In this paper, given a degree of non-orthogonality of the pilot sequences, we first derive the optimal pilot length that satisfies an upper bound on the channel estimation error, and we demonstrate the validity of using a non-orthogonal pilot sequence of set in the pilot assignment method to maximize the entire network capacity. To accurately communicate ideas, we define the following terms: a set of pilot sequences means a collection of pilot sequences, which are complex vectors of the same length. If all vectors in a set of pilot sequences are orthogonal, the set of pilot sequences is called an orthogonal pilot sequence set.

The size of the pilot sequence set means the number of pilot sequences determined by the sequence type, such as orthogonal sequence, Zadoff-Chu (ZC) sequence, or PN sequence. Thus, a pilot reuse scheme is proposed in [5], which shares the pilot sequence set with other cells. However, this approach suffers from a limitation on the number of pilot reuse patterns with a rectangular set of pilot sequences that can be generated up to 𝑁𝑝𝑖𝑙𝑜𝑡.

Contributions

The studies in [7][8] have an excellent view of a large-scale optimization rule for reusing a limited number of pilot sequences in a cellular network. The authors proposed an optimization method for a hierarchical pilot reuse strategy to reduce pilot contamination by sharing the pilot sequence among users across cells. The analysis of pilot reuse patterns provides the optimal pilot allocation strategy for the entire cells given the number of users 𝐾, the normalized coherence time 𝑁𝑐𝑜ℎ and the length of pilot sequences 𝑁𝑝𝑖𝑙𝑜𝑡.

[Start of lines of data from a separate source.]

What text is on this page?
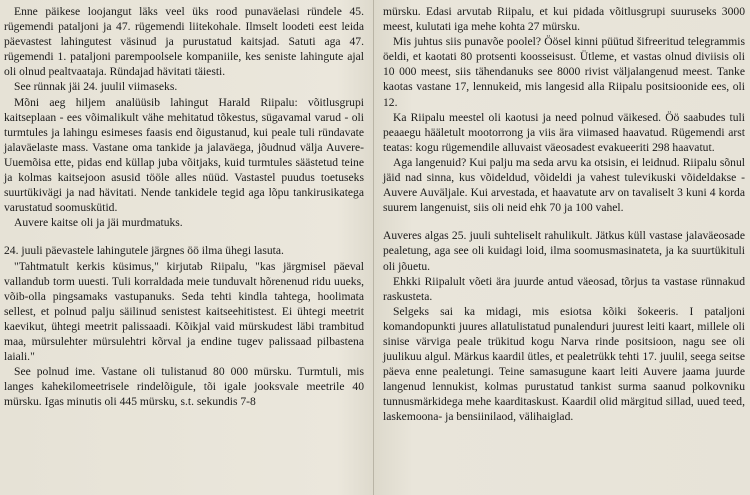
Enne päikese loojangut läks veel üks rood punaväelasi ründele 45. rügemendi pataljoni ja 47. rügemendi liitekohale. Ilmselt loodeti eest leida päevastest lahingutest väsinud ja purustatud kaitsjad. Satuti aga 47. rügemendi 1. pataljoni parempoolsele kompaniile, kes seniste lahingute ajal oli olnud pealtvaataja. Ründajad hävitati täiesti.

See rünnak jäi 24. juulil viimaseks.

Mõni aeg hiljem analüüsib lahingut Harald Riipalu: võitlusgrupi kaitseplaan - ees võimalikult vähe mehitatud tõkestus, sügavamal varud - oli turmtules ja lahingu esimeses faasis end õigustanud, kui peale tuli ründavate jalaväelaste mass. Vastane oma tankide ja jalaväega, jõudnud välja Auvere-Uuemõisa ette, pidas end küllap juba võitjaks, kuid turmtules säästetud teine ja kolmas kaitsejoon asusid tööle alles nüüd. Vastastel puudus toetuseks suurtükivägi ja nad hävitati. Nende tankidele tegid aga lõpu tankirusikatega varustatud soomuskütid.

Auvere kaitse oli ja jäi murdmatuks.

24. juuli päevastele lahingutele järgnes öö ilma ühegi lasuta.

"Tahtmatult kerkis küsimus," kirjutab Riipalu, "kas järgmisel päeval vallandub torm uuesti. Tuli korraldada meie tunduvalt hõrenenud ridu uueks, võib-olla pingsamaks vastupanuks. Seda tehti kindla tahtega, hoolimata sellest, et polnud palju säilinud senistest kaitseehitistest. Ei ühtegi meetrit kaevikut, ühtegi meetrit palissaadi. Kõikjal vaid mürskudest läbi trambitud maa, mürsulehter mürsulehtri kõrval ja endine tugev palissaad pilbastena laiali."

See polnud ime. Vastane oli tulistanud 80 000 mürsku. Turmtuli, mis langes kahekilomeetrisele rindelõigule, tõi igale jooksvale meetrile 40 mürsku. Igas minutis oli 445 mürsku, s.t. sekundis 7-8

mürsku. Edasi arvutab Riipalu, et kui pidada võitlusgrupi suuruseks 3000 meest, kulutati iga mehe kohta 27 mürsku.

Mis juhtus siis punavõe poolel? Öösel kinni püütud šifreeritud telegrammis öeldi, et kaotati 80 protsenti koosseisust. Ütleme, et vastas olnud diviisis oli 10 000 meest, siis tähendanuks see 8000 rivist väljalangenud meest. Tanke kaotas vastane 17, lennukeid, mis langesid alla Riipalu positsioonide ees, oli 12.

Ka Riipalu meestel oli kaotusi ja need polnud väikesed. Öö saabudes tuli peaaegu hääletult mootorrong ja viis ära viimased haavatud. Rügemendi arst teatas: kogu rügemendile alluvaist väeosadest evakueeriti 298 haavatut.

Aga langenuid? Kui palju ma seda arvu ka otsisin, ei leidnud. Riipalu sõnul jäid nad sinna, kus võideldud, võideldi ja vahest tulevikuski võideldakse - Auvere Auväljale. Kui arvestada, et haavatute arv on tavaliselt 3 kuni 4 korda suurem langenuist, siis oli neid ehk 70 ja 100 vahel.

Auveres algas 25. juuli suhteliselt rahulikult. Jätkus küll vastase jalaväeosade pealetung, aga see oli kuidagi loid, ilma soomusmasinateta, ja ka suurtükituli oli jõuetu.

Ehkki Riipalult võeti ära juurde antud väeosad, tõrjus ta vastase rünnakud raskusteta.

Selgeks sai ka midagi, mis esiotsa kõiki šokeeris. I pataljoni komandopunkti juures allatulistatud punalenduri juurest leiti kaart, millele oli sinise värviga peale trükitud kogu Narva rinde positsioon, nagu see oli juulikuu algul. Märkus kaardil ütles, et pealetrükk tehti 17. juulil, seega seitse päeva enne pealetungi. Teine samasugune kaart leiti Auvere jaama juurde langenud lennukist, kolmas purustatud tankist surma saanud polkovniku tunnusmärkidega mehe kaarditaskust. Kaardil olid märgitud sillad, uued teed, laskemoona- ja bensiinilaod, välihaiglad.
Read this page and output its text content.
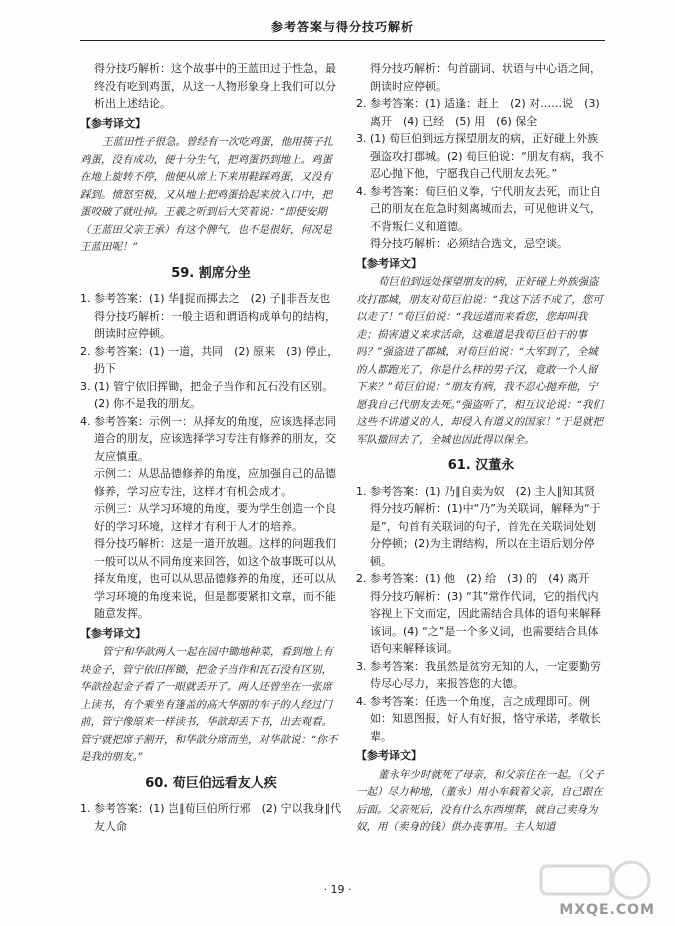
参考答案与得分技巧解析

得分技巧解析：这个故事中的王蓝田过于性急，最终没有吃到鸡蛋，从这一人物形象身上我们可以分析出上述结论。

【参考译文】

王蓝田性子很急。曾经有一次吃鸡蛋，他用筷子扎鸡蛋，没有成功，便十分生气，把鸡蛋扔到地上。鸡蛋在地上旋转不停，他便从席上下来用鞋踩鸡蛋，又没有踩到。愤怒至极，又从地上把鸡蛋拾起来放入口中，把蛋咬破了就吐掉。王羲之听到后大笑着说：“即使安期（王蓝田父亲王承）有这个脾气，也不是很好，何况是王蓝田呢！”

59. 割席分坐

1. 参考答案：(1) 华∥捉而掷去之　(2) 子∥非吾友也

得分技巧解析：一般主语和谓语构成单句的结构，朗读时应停顿。

2. 参考答案：(1) 一道，共同　(2) 原来　(3) 停止，扔下

3. (1) 管宁依旧挥锄，把金子当作和瓦石没有区别。　(2) 你不是我的朋友。

4. 参考答案：示例一：从择友的角度，应该选择志同道合的朋友，应该选择学习专注有修养的朋友，交友应慎重。

示例二：从思品德修养的角度，应加强自己的品德修养，学习应专注，这样才有机会成才。

示例三：从学习环境的角度，要为学生创造一个良好的学习环境，这样才有利于人才的培养。

得分技巧解析：这是一道开放题。这样的问题我们一般可以从不同角度来回答，如这个故事既可以从择友角度，也可以从思品德修养的角度，还可以从学习环境的角度来说，但是都要紧扣文章，而不能随意发挥。

【参考译文】

管宁和华歆两人一起在园中锄地种菜，看到地上有块金子，管宁依旧挥锄，把金子当作和瓦石没有区别，华歆捡起金子看了一眼就丢开了。两人还曾坐在一张席上读书，有个乘坐有篷盖的高大华丽的车子的人经过门前，管宁像原来一样读书，华歆却丢下书，出去观看。管宁就把席子割开，和华歆分席而坐，对华歆说：“你不是我的朋友。”

60. 荀巨伯远看友人疾

1. 参考答案：(1) 岂∥荀巨伯所行邪　(2) 宁以我身∥代友人命

得分技巧解析：句首副词、状语与中心语之间，朗读时应停顿。

2. 参考答案：(1) 适逢：赶上　(2) 对……说　(3) 离开　(4) 已经　(5) 用　(6) 保全

3. (1) 荀巨伯到远方探望朋友的病，正好碰上外族强盗攻打郡城。(2) 荀巨伯说：“朋友有病，我不忍心抛下他，宁愿我自己代朋友去死。”

4. 参考答案：荀巨伯义拳，宁代朋友去死，而让自己的朋友在危急时刻离城而去，可见他讲义气，不背叛仁义和道德。

得分技巧解析：必须结合选文，忌空谈。

【参考译文】

荀巨伯到远处探望朋友的病，正好碰上外族强盗攻打郡城，朋友对荀巨伯说：“我这下活不成了，您可以走了！”荀巨伯说：“我远道而来看您，您却叫我走；损害道义来求活命，这难道是我荀巨伯干的事吗？”强盗进了郡城，对荀巨伯说：“大军到了，全城的人都跑光了，你是什么样的男子汉，竟敢一个人留下来？”荀巨伯说：“朋友有病，我不忍心抛弃他，宁愿我自己代朋友去死。”强盗听了，相互议论说：“我们这些不讲道义的人，却侵入有道义的国家！”于是就把军队撤回去了，全城也因此得以保全。

61. 汉董永

1. 参考答案：(1) 乃∥自卖为奴　(2) 主人∥知其贤

得分技巧解析：(1)中“乃”为关联词，解释为“于是”，句首有关联词的句子，首先在关联词处划分停顿；(2)为主谓结构，所以在主语后划分停顿。

2. 参考答案：(1) 他　(2) 给　(3) 的　(4) 离开

得分技巧解析：(3) “其”常作代词，它的指代内容视上下文而定，因此需结合具体的语句来解释该词。(4) “之”是一个多义词，也需要结合具体语句来解释该词。

3. 参考答案：我虽然是贫穷无知的人，一定要勤劳侍尽心尽力，来报答您的大德。

4. 参考答案：任选一个角度，言之成理即可。例如：知恩图报，好人有好报，恪守承诺，孝敬长辈。

【参考译文】

董永年少时就死了母亲，和父亲住在一起。（父子一起）尽力种地，（董永）用小车载着父亲，自己跟在后面。父亲死后，没有什么东西埋葬，就自己卖身为奴，用（卖身的钱）供办丧事用。主人知道

· 19 ·
MXQE.COM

As a result, they formulated the optimal pilot length and optimal pilot assignment status [7][8] for the given parameters. The other contributions to improving network capacity have led to studies on generating pilot sequences that themselves alleviate pilot pollution. One of these studies is to design complex non-orthogonal pilot sequences by solving the Grassmannian manifold line packing problem [1].

This approach quantifies the pilot contamination as an inner product between two complex number series and provides insight into the characteristics of non-orthogonal pilot series. According to the performance comparisons, we show that a non-orthogonal pilot set can support network users with higher net amounts than an orthogonal pilot set when the network has a short normalized coherence time, and the net amounts for a non-orthogonal pilot set orthogonal pilot set are higher than that for orthogonal pilot set, depending on the increase in the number of users. In Section II, we explain the wireless communication model based on a time-division duplex (TDD) mode system with the uplink pilot transmission.

In Section IV, we extend the pilot allocation strategy in [7][8] to the non-orthogonal cases.

System Model

In addition, 𝜌0 is the signal strength, 𝜏 is the length of the nonorthogonal pilot sequence, ϕ 𝑖𝑘 ∈ ℂ1×𝜏 is the nonorthogonal pilot sequence vector for the 𝑘-th user in the 𝑖-th cell, and 𝑊𝑙𝑡 ∈ 𝑀ℂ×𝜏 is the additive white Gaussian noise matrix for the 𝑡- of this user in the 𝑙th cell. According to [10], if the network uses an orthogonal pilot array, the signal-to-interference ratio (SIR) at the 𝑡-th user in the 𝑙-th cell during downlink when 𝑀 becomes infinite is given by .

Analysis Tools

• Pilot Sequence Set
• Pilot Assignment Vector
• MSE Channel Estimation
• Net-Sum Rate

It is figured out that non-orthogonal pilot sequences can be packed more than orthogonal pilot sequences as much as the empty space in the sphere. This advantage can be advantageously applied in pilot reuse schemes rather than orthogonal pilot series set. Let 𝑁𝑜𝑝(𝒑) represent the length of orthogonal pilot sequences with respect to the valid pilot assignment vector 𝒑 axis.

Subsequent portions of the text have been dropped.